A Live Nation study from 2025 found that a substantial majority of surveyed fans reported listening to more artists from outside their home countries than in previous years. For global brands like Tomorrowland and Fuji Rock, a livestream viewer in São Paulo or Seoul is not just a passive audience member — they are a potential future ticket buyer, merchandise customer, and streaming subscriber, provided the platform captures the relationship and acts on it.
The global live music market exceeded $40 billion in ticket revenue in 2025 alone, according to Omdia’s inaugural Live Music Forecast published in April 2026. That number will grow, and the question of who captures the data flywheel around it is one the major platforms have already decided to answer themselves.

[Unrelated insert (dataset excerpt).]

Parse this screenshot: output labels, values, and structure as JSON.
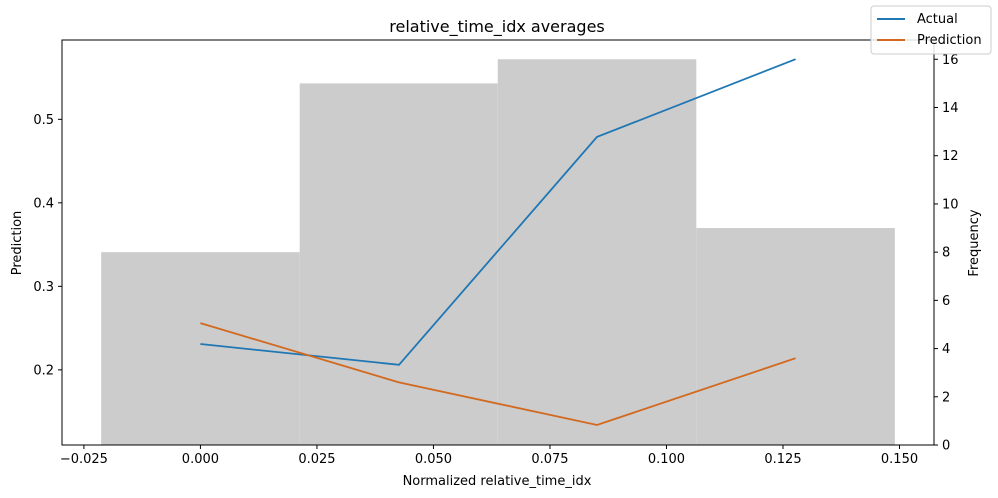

For artists, the mechanics of festival livestreaming have shifted in ways that change what a festival booking is worth. A set at Tomorrowland, Coachella, or Fuji Rock no longer reaches only the audience inside the venue. It reaches anyone with an internet connection who tunes into the broadcast — potentially tens of millions of people. That scale changes the valuation logic of a festival slot: an appearance that would previously be worth a performance fee is now simultaneously a global broadcast, a catalog discovery moment, a brand-building exercise in markets where the artist has never toured, and a data generation event for the platform that broadcasts it. Artists whose core audience is concentrated in markets they have not yet toured — Latin America, Southeast Asia, Eastern Europe — have particular incentive to pursue festival appearances that are broadcast to those markets, because the streaming and merch conversion opportunity follows the broadcast reach, not the venue capacity.
For festival operators, the implication is that livestream strategy now belongs in the room where programming decisions are made, not in a separate digital department. Which artists will drive international streaming audiences? Which sets are worth prioritizing for the broadcast schedule? How does the broadcast schedule interact with the festival’s global brand-building objectives in markets it has not yet reached physically?
The Tomorrowland gates open tomorrow. Fuji Rock begins July 24. Lollapalooza begins July 30. Three of the four events are future. The infrastructure behind all of them is already mature.
Spotify has not yet made a major festival streaming deal, but it has the largest user base of any music platform on Earth — 761 million monthly active users and 293 million Premium subscribers as of Q1 2026 — and has publicly signaled that live music is the next frontier it intends to compete on.
The era Music Ally declared arrived Wednesday is not a trend. It is a structural reconfiguration of how festivals distribute reach and how platforms compete for audience. The deals this week are milestones in that reconfiguration, not its endpoint.